“Well,” Johnson said, when the two days’ trial was over and they were settled comfortably in Scott’s room, “they bowled me over on some of that German stuff, but I think that I hit the most of it pretty hard. That grubbing around I did last summer helped me a lot and I fairly killed that lumbering.”

“I’m not going to speculate,” Scott said, “but it seemed easy to me. That’s when a fellow flunks the worst, when it seems easy.”

“It was good practice, anyway,” Johnson said; “I would not take a job yet if I could get it. I know better what I ought to study next year, and that is what I took it for.”

So the great event for which they had been working so hard for two months was laid away on the shelf and Scott settled down to his lighter schedule. The rest of his class went away to the Forest Experiment Station at Cloquet, but Scott’s irregular course forced him to stay at the College. He put in his spare time reading along those lines and when his class work was over, June 1, went up there for a week.

The other men came down about that time so he had a week alone with the director of the station. The experience opened up a new line of thought to him. He had studied the growth and learned the characteristics of trees; here he found exact scientific experiments to discover the facts which controlled that growth and formed those characteristics. It was a fascinating field, especially the study of all the instruments which were used to wrest from nature the answers to the pertinent questions which the practical work suggested.
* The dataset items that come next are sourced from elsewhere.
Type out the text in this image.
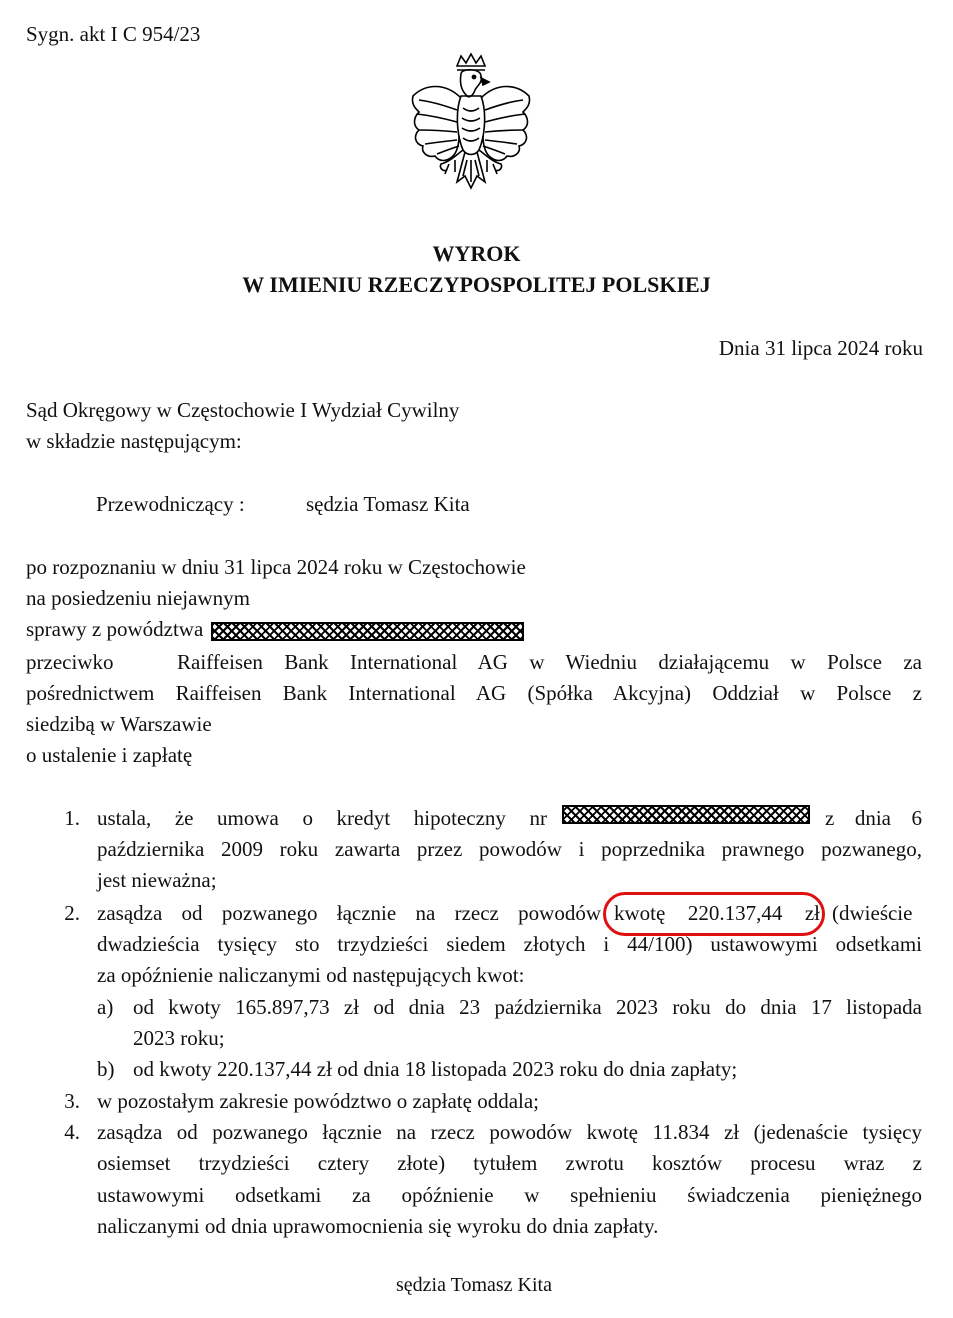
Sygn. akt I C 954/23
WYROK
W IMIENIU RZECZYPOSPOLITEJ POLSKIEJ
Dnia 31 lipca 2024 roku
Sąd Okręgowy w Częstochowie I Wydział Cywilny
w składzie następującym:
Przewodniczący :	sędzia Tomasz Kita
po rozpoznaniu w dniu 31 lipca 2024 roku w Częstochowie
na posiedzeniu niejawnym
sprawy z powództwa
przeciwko	Raiffeisen Bank International AG w Wiedniu działającemu w Polsce za
pośrednictwem Raiffeisen Bank International AG (Spółka Akcyjna) Oddział w Polsce z
siedzibą w Warszawie
o ustalenie i zapłatę
1. ustala, że umowa o kredyt hipoteczny nr	z dnia 6
października 2009 roku zawarta przez powodów i poprzednika prawnego pozwanego,
jest nieważna;
2. zasądza od pozwanego łącznie na rzecz powodów kwotę 220.137,44 zł (dwieście
dwadzieścia tysięcy sto trzydzieści siedem złotych i 44/100) ustawowymi odsetkami
za opóźnienie naliczanymi od następujących kwot:
a) od kwoty 165.897,73 zł od dnia 23 października 2023 roku do dnia 17 listopada
2023 roku;
b) od kwoty 220.137,44 zł od dnia 18 listopada 2023 roku do dnia zapłaty;
3. w pozostałym zakresie powództwo o zapłatę oddala;
4. zasądza od pozwanego łącznie na rzecz powodów kwotę 11.834 zł (jedenaście tysięcy
osiemset trzydzieści cztery złote) tytułem zwrotu kosztów procesu wraz z
ustawowymi odsetkami za opóźnienie w spełnieniu świadczenia pieniężnego
naliczanymi od dnia uprawomocnienia się wyroku do dnia zapłaty.
sędzia Tomasz Kita
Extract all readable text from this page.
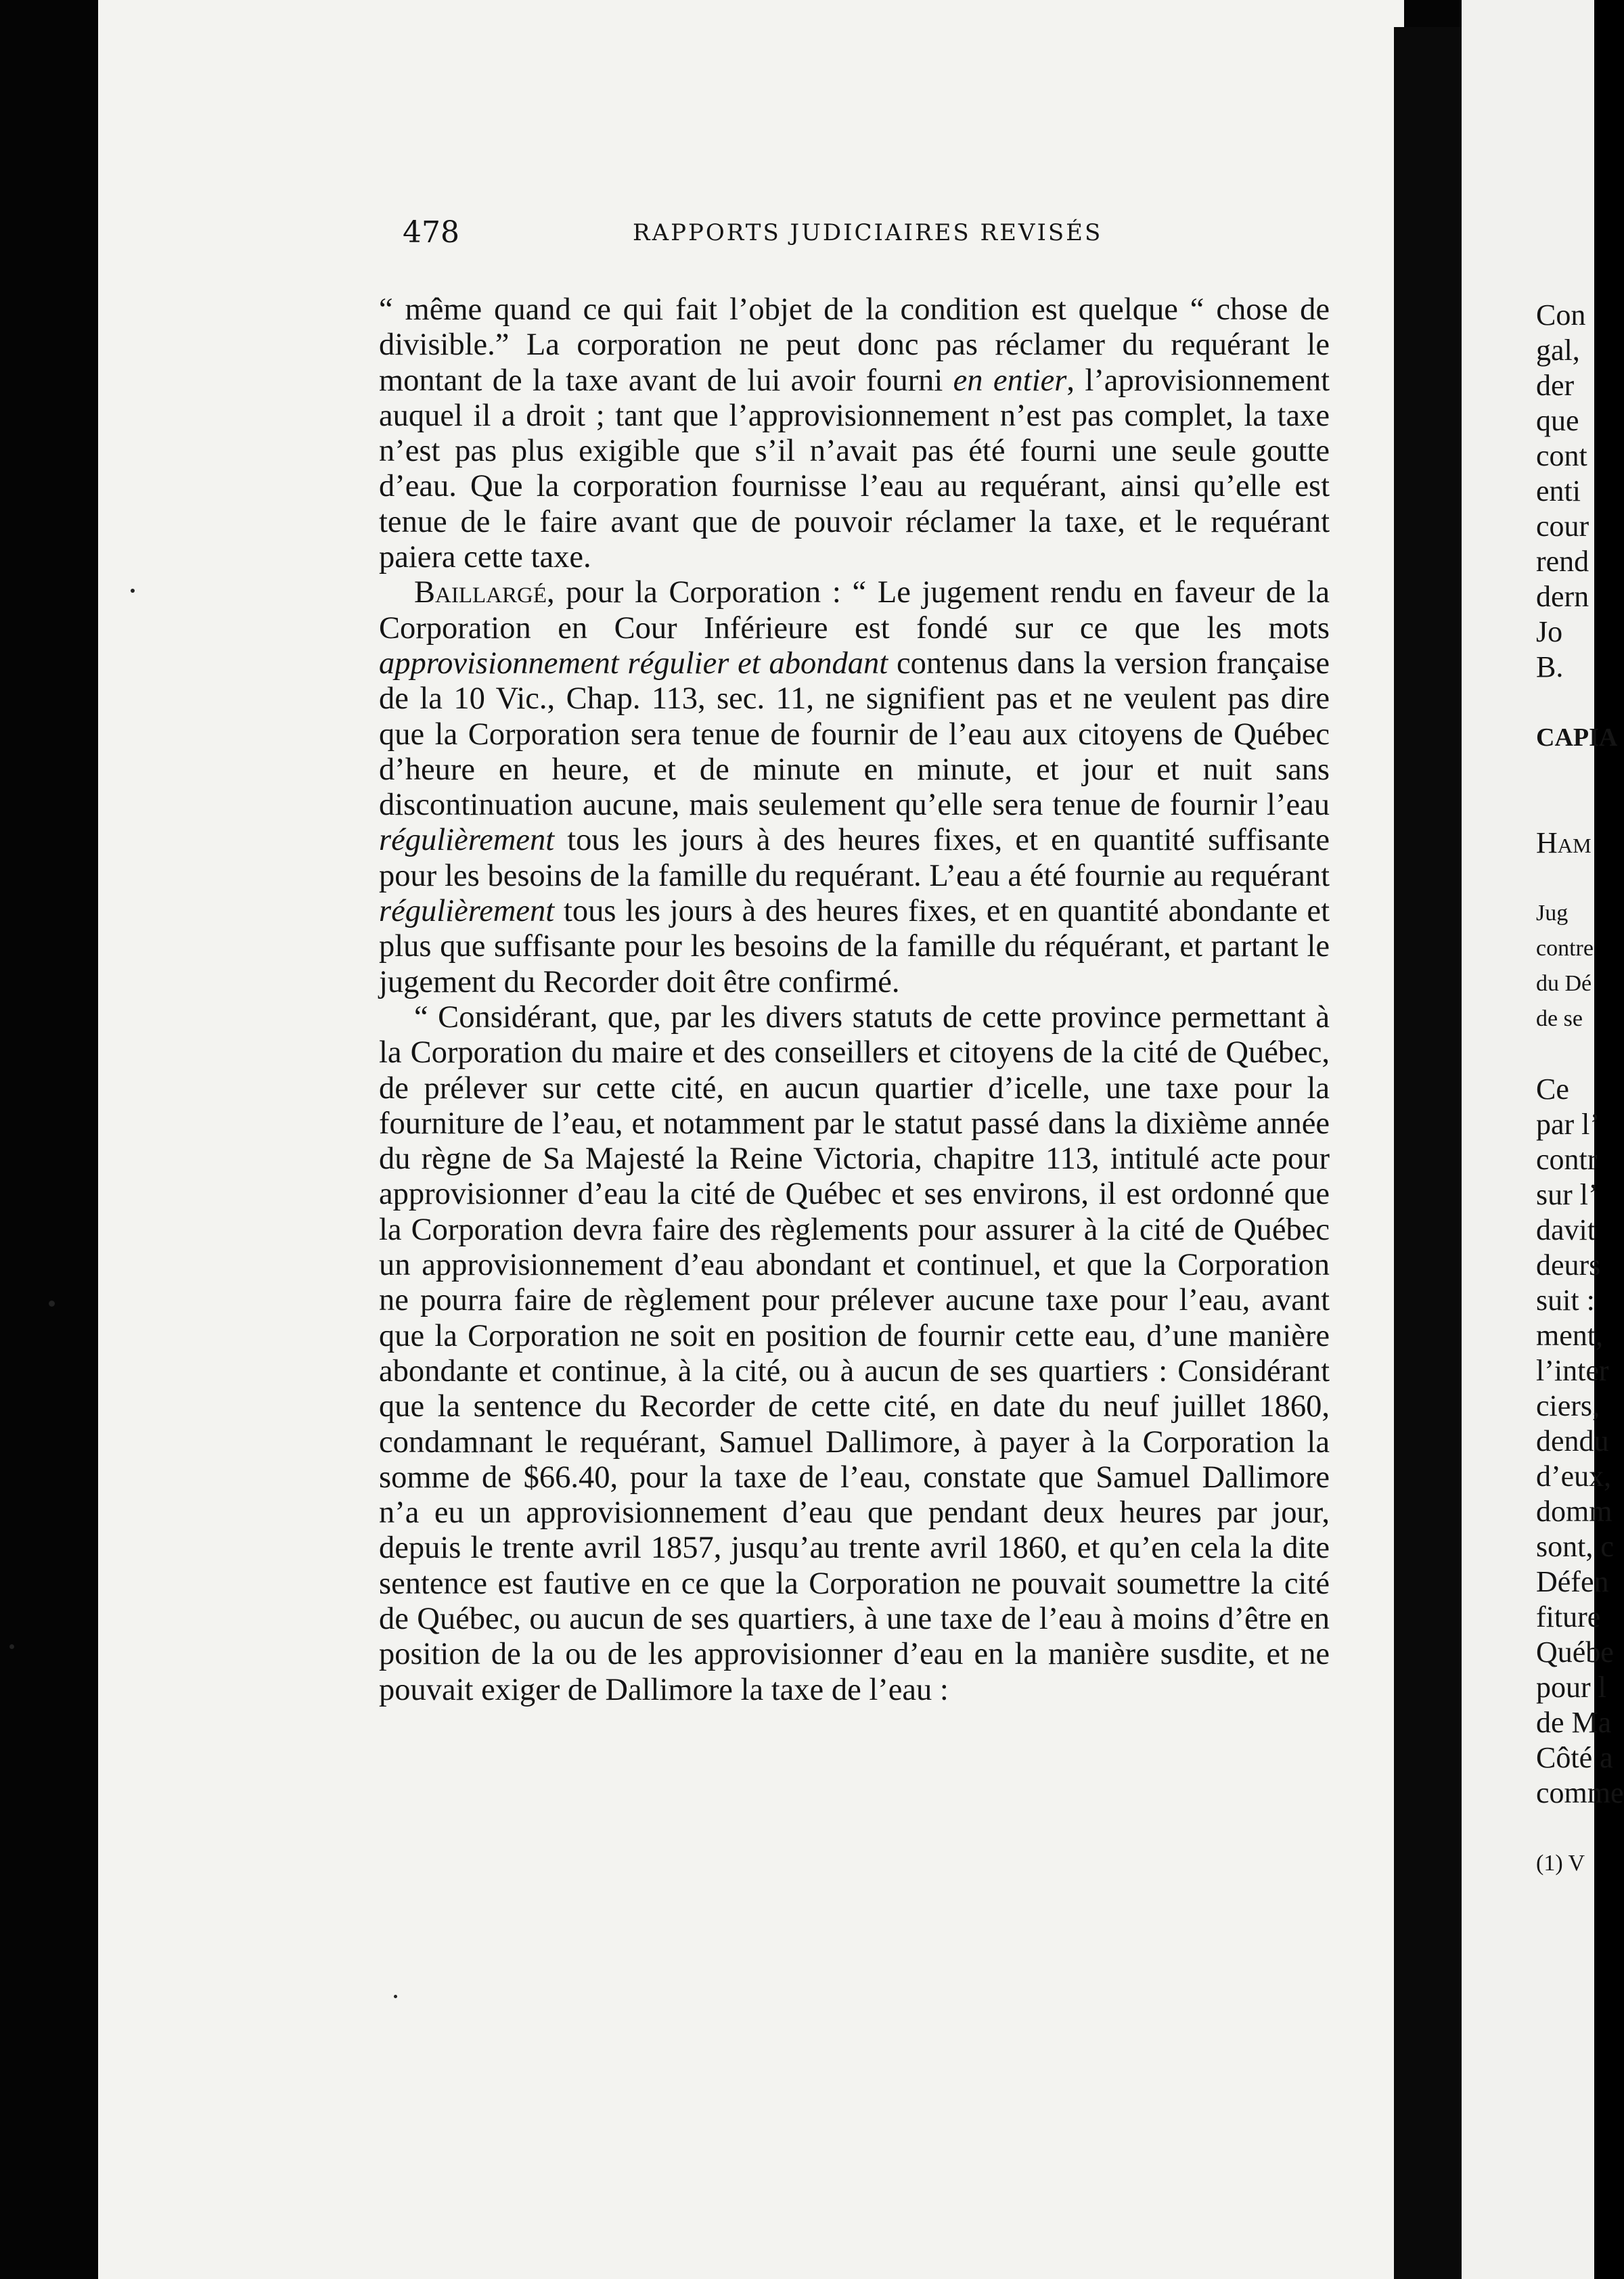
478	RAPPORTS JUDICIAIRES REVISÉS

“ même quand ce qui fait l’objet de la condition est quelque “ chose de divisible.” La corporation ne peut donc pas réclamer du requérant le montant de la taxe avant de lui avoir fourni en entier, l’aprovisionnement auquel il a droit ; tant que l’approvisionnement n’est pas complet, la taxe n’est pas plus exigible que s’il n’avait pas été fourni une seule goutte d’eau. Que la corporation fournisse l’eau au requérant, ainsi qu’elle est tenue de le faire avant que de pouvoir réclamer la taxe, et le requérant paiera cette taxe.

Baillargé, pour la Corporation : “ Le jugement rendu en faveur de la Corporation en Cour Inférieure est fondé sur ce que les mots approvisionnement régulier et abondant contenus dans la version française de la 10 Vic., Chap. 113, sec. 11, ne signifient pas et ne veulent pas dire que la Corporation sera tenue de fournir de l’eau aux citoyens de Québec d’heure en heure, et de minute en minute, et jour et nuit sans discontinuation aucune, mais seulement qu’elle sera tenue de fournir l’eau régulièrement tous les jours à des heures fixes, et en quantité suffisante pour les besoins de la famille du requérant. L’eau a été fournie au requérant régulièrement tous les jours à des heures fixes, et en quantité abondante et plus que suffisante pour les besoins de la famille du réquérant, et partant le jugement du Recorder doit être confirmé.

“ Considérant, que, par les divers statuts de cette province permettant à la Corporation du maire et des conseillers et citoyens de la cité de Québec, de prélever sur cette cité, en aucun quartier d’icelle, une taxe pour la fourniture de l’eau, et notamment par le statut passé dans la dixième année du règne de Sa Majesté la Reine Victoria, chapitre 113, intitulé acte pour approvisionner d’eau la cité de Québec et ses environs, il est ordonné que la Corporation devra faire des règlements pour assurer à la cité de Québec un approvisionnement d’eau abondant et continuel, et que la Corporation ne pourra faire de règlement pour prélever aucune taxe pour l’eau, avant que la Corporation ne soit en position de fournir cette eau, d’une manière abondante et continue, à la cité, ou à aucun de ses quartiers : Considérant que la sentence du Recorder de cette cité, en date du neuf juillet 1860, condamnant le requérant, Samuel Dallimore, à payer à la Corporation la somme de $66.40, pour la taxe de l’eau, constate que Samuel Dallimore n’a eu un approvisionnement d’eau que pendant deux heures par jour, depuis le trente avril 1857, jusqu’au trente avril 1860, et qu’en cela la dite sentence est fautive en ce que la Corporation ne pouvait soumettre la cité de Québec, ou aucun de ses quartiers, à une taxe de l’eau à moins d’être en position de la ou de les approvisionner d’eau en la manière susdite, et ne pouvait exiger de Dallimore la taxe de l’eau :

Con
gal,
der
que
cont
enti
cour
rend
dern
Jo
B.
CAPIA
Ham
Jug
contre
du Dé
de se
Ce
par l’
contr
sur l’
davit
deurs
suit :
ment,
l’inter
ciers,
dendu
d’eux,
domm
sont, c
Défen
fiture
Québe
pour l
de Ma
Côté a
comme
(1) V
Scott would have liked to stay longer at the Station, but it was time for commencement, and after that he was going home. That overshadowed everything now. The solemn rites of commencement, and even the almost sacred last meeting of the old Itasca corporation, were dimmed by the visions of the home which he had not seen for two long years.

The last ringing cheers of the old corporation had scarcely died away when he was on a train traveling all too slowly eastward. The states crept by very slowly, but on the second day he found himself in the Berkshire hills and felt that he was almost home.

No sooner had the train stopped than he was out and up the village street. He had not told them what train he would take and no one was at the station to meet him. He felt that he would rather not meet them at the station anyway. Everything about the village looked so quiet, and peaceful, and old.

He would not have changed a stick of it for all the slurs the Westerners could cast upon its sleepiness.

About halfway home he met Dick Bradshaw. The two boys greeted each other eagerly.